Mental Model
A single database server is a ticking time bomb. Replication is the act of maintaining identical clones of your database so that if the primary dies, a clone can seamlessly take over.
Once your application hits production, High Availability (HA) becomes paramount. If your database goes down, your entire business stops making money.
1. The Binary Log (Binlog)
While the Redo Log (discussed in the previous module) is used internally by InnoDB for crash recovery, the Binary Log (Binlog) is used by MySQL at the server level to record all data-modifying queries.
The Binlog is the foundation of replication. There are two main formats:
- Statement-Based: Logs the exact SQL query (e.g.,
DELETE FROM users WHERE age > 99). - Row-Based: Logs the actual row data that changed. This is much safer and the modern default, as statement-based logging can cause inconsistencies with non-deterministic functions like
NOW().
2. How Master-Slave (Primary-Replica) Replication Works
- The Primary node writes changes to its local Binlog.
- The Replica node runs an I/O Thread that connects to the Primary, reads the Binlog, and copies it to a local Relay Log.
- The Replica runs a SQL Thread that constantly reads the Relay Log and applies the changes to its own database.
By directing all INSERT/UPDATE queries to the Primary and routing SELECT queries to multiple Replicas, you can horizontally scale your read capacity.
3. Asynchronous vs Semi-Synchronous
Asynchronous Replication (Default): The Primary executes the transaction, writes to the Binlog, and immediately returns "Success" to the client. It doesn't wait for the Replica. Risk: If the Primary dies a millisecond later, the Replica might not have received the event. Data is lost.

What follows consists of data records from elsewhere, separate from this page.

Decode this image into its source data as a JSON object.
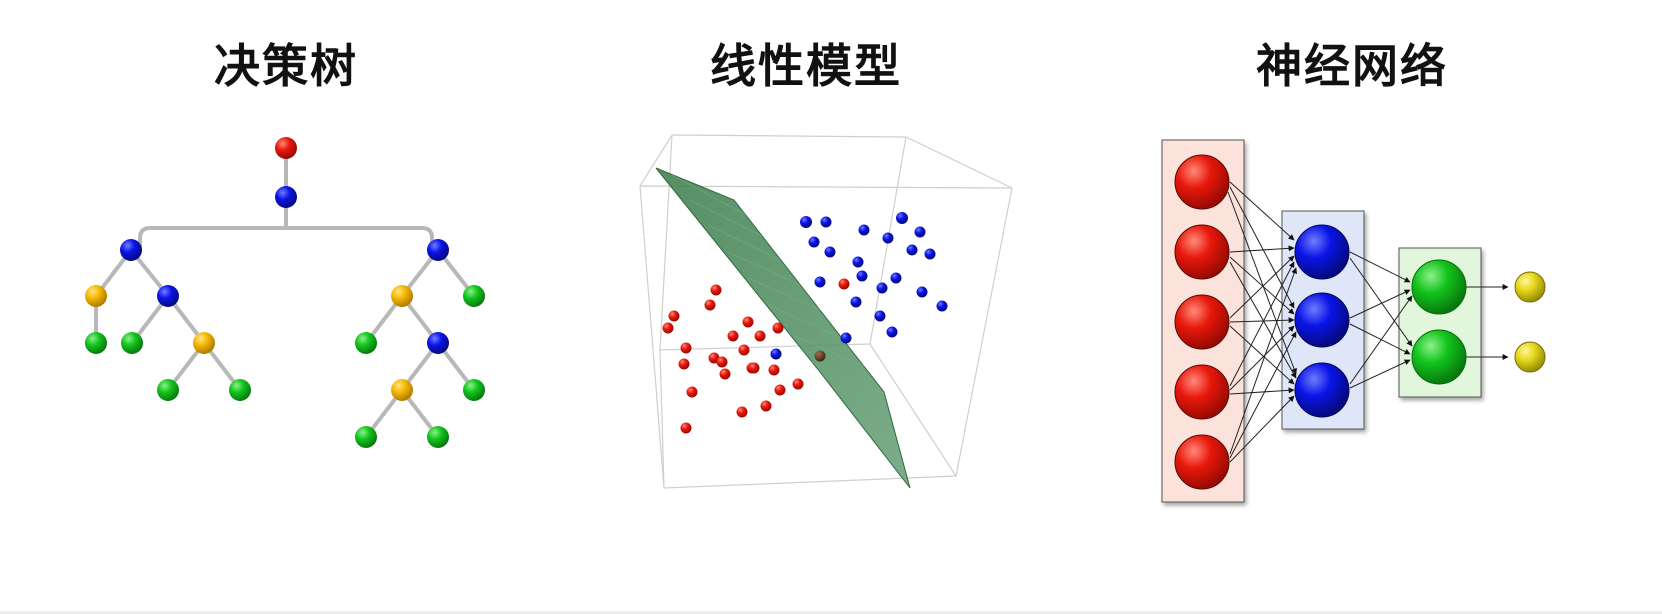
{
  "panels": {
    "decision_tree": {
      "title": "决策树",
      "node_colors": [
        "red",
        "blue",
        "gold",
        "green"
      ]
    },
    "linear_model": {
      "title": "线性模型",
      "classes": [
        "red",
        "blue"
      ],
      "separator": "hyperplane"
    },
    "neural_network": {
      "title": "神经网络",
      "layers": [
        {
          "name": "input",
          "neurons": 5,
          "color": "red"
        },
        {
          "name": "hidden",
          "neurons": 3,
          "color": "blue"
        },
        {
          "name": "hidden",
          "neurons": 2,
          "color": "green"
        },
        {
          "name": "output",
          "neurons": 2,
          "color": "yellow"
        }
      ]
    }
  },
  "colors": {
    "red": "#e8180c",
    "blue": "#0a14e6",
    "gold": "#f5b800",
    "green": "#12c41c",
    "yellow": "#e6d81a",
    "edge": "#b8b8b8",
    "plane": "#4e8c5c",
    "input_bg": "#fbe3dc",
    "hidden_bg": "#dfe6f7",
    "green_bg": "#e2f6dc"
  }
}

Semi-Synchronous Replication: The Primary executes the transaction, but waits to return "Success" until at least one Replica acknowledges it has received the Binlog event and written it to its Relay Log. Trade-off: Higher latency for writes, but guarantees zero data loss during a failover.
4. Failover and Orchestration
If the Primary dies, how does the system recover? You cannot manually SSH into a server at 3:00 AM. Tools like Orchestrator or MHA (Master High Availability) continuously monitor the topology. If the Primary fails, they:
- Identify the Replica with the most up-to-date Relay Log.
- Promote that Replica to be the new Primary.
- Reconfigure the remaining Replicas to point to the new Primary.
- Update ProxySQL or the application's DNS to route traffic to the new IP.
Practice Question
Scenario: You have a Primary database and a Read Replica. Users are complaining that immediately after they update their profile picture, the page refreshes and shows their old picture. Question: What is this phenomenon called and how do you fix it?
View Answer
This is called **Replication Lag**. Because replication is asynchronous, it takes a few milliseconds (or seconds under heavy load) for the update to reach the Replica. When the page refreshes, the app reads from the lagging Replica. **Fix**: Implement "Read-After-Write Consistency". If a user modifies their own data, route their specific reads to the Primary node for the next few seconds, or use a distributed cache like Redis to serve their updated state instantly.Technical Trade-offs: Architectural Decision
| Strategy | Scalability | Complexity | Operational Cost | Performance |
|---|---|---|---|---|
| Monolithic | Low | Low | Low | Fast (Local) |
| Microservices | Very High | High | High | Slower (Network) |
| Serverless | Infinite | Medium | Variable | Variable (Cold Starts) |
Production Readiness Checklist
Before deploying this architecture to a production environment, ensure the following Staff-level criteria are met:
- High Availability: Have we eliminated single points of failure across all layers?
- Observability: Are we exporting structured JSON logs, custom Prometheus metrics, and OpenTelemetry traces?
- Circuit Breaking: Do all synchronous service-to-service calls have timeouts and fallbacks (e.g., via Resilience4j)?
- Idempotency: Can our APIs handle retries safely without causing duplicate side effects?
- Backpressure: Does the system gracefully degrade or return HTTP 429 when resources are saturated?
Verbal Interview Script
Interviewer: "We want to ensure zero data loss in our payments database if the primary node catches fire. How do we architect this?"
Candidate: "To guarantee zero data loss (RPO = 0), standard asynchronous replication is insufficient. We must enable Semi-Synchronous replication. When a payment transaction commits, the primary node will block and wait until at least one replica confirms it has written the transaction to its relay log. This introduces a slight latency penalty equal to the network round-trip time between the nodes, so the replica should ideally be in the same region but a different Availability Zone (AZ). For automatic recovery, we would pair this with a tool like Orchestrator and ProxySQL to automatically promote the synchronized replica and reroute traffic within seconds."